Can you be mindful without spirituality?

Mindfulness practices are supported by hundreds of evidence-backed studies. So it’s certainly possible to engage in mindfulness practices with no spiritual element.

For those who want the benefits of mindfulness without the trappings of religion or spirituality, it’s not only a possibility – it’s the most likely way you’ll get started. Secular mindfulness is probably the most easily accessible way to engage with mindfulness as a practice. Today’s most prominent mindfulness apps, books and guides focus not on spirituality or mysticism but on the utility and evidence-backed benefits of mindfulness.

Interestingly, Jon Kabat-Zinn, considered one of the most influential popularizers of mindfulness in the Western world, has expressed that he prefers not to use the term secular mindfulness:

“As soon as you say secular mindfulness, you’re abstracting the sacred out of it. It’s not really about the breathing, or the object of attention, but it’s the attending itself…. That’s where the transformative power lies, that you’re adding a measure of deep introspection and perception to ordinary experience. And then realizing: There is no such thing as ‘ordinary experience.’ Everything is extraordinary”

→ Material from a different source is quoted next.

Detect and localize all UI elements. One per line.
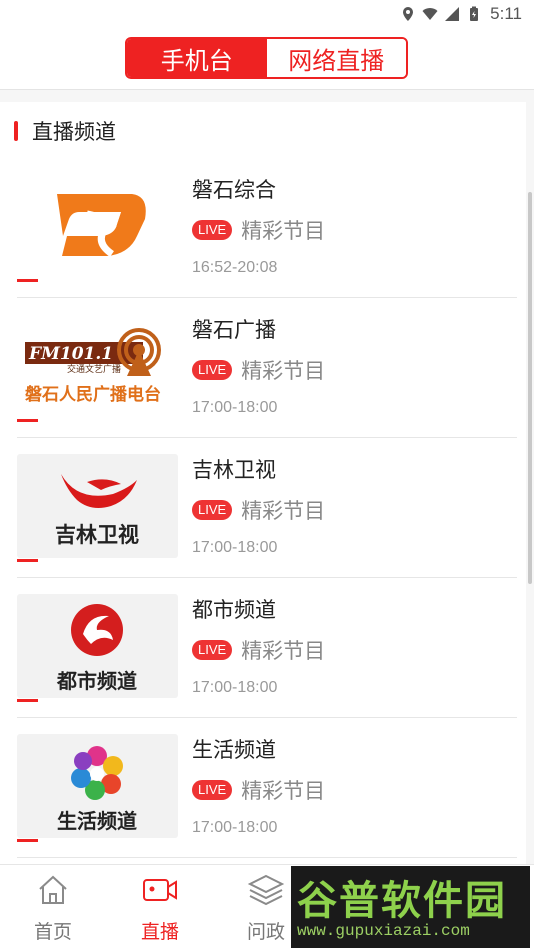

Find the form of mindfulness that works for you

Whether you’re coming from a Christian, Buddhist, spiritual or secular position, there is undoubtedly a form of mindfulness that works for you.

For Buddhists, it’s baked into their religion. Christians often rely on religion-specific forms of practice like Christian meditation or Christian yoga.

The key is not to let labels distract you from a set of tools and practices that have the potential to improve your well-being.

Call it what you want! But if you’re looking for ways to improve your well-being, reduce mental chatter, ease stress and stay more present, consider incorporating mindfulness into your life in some way.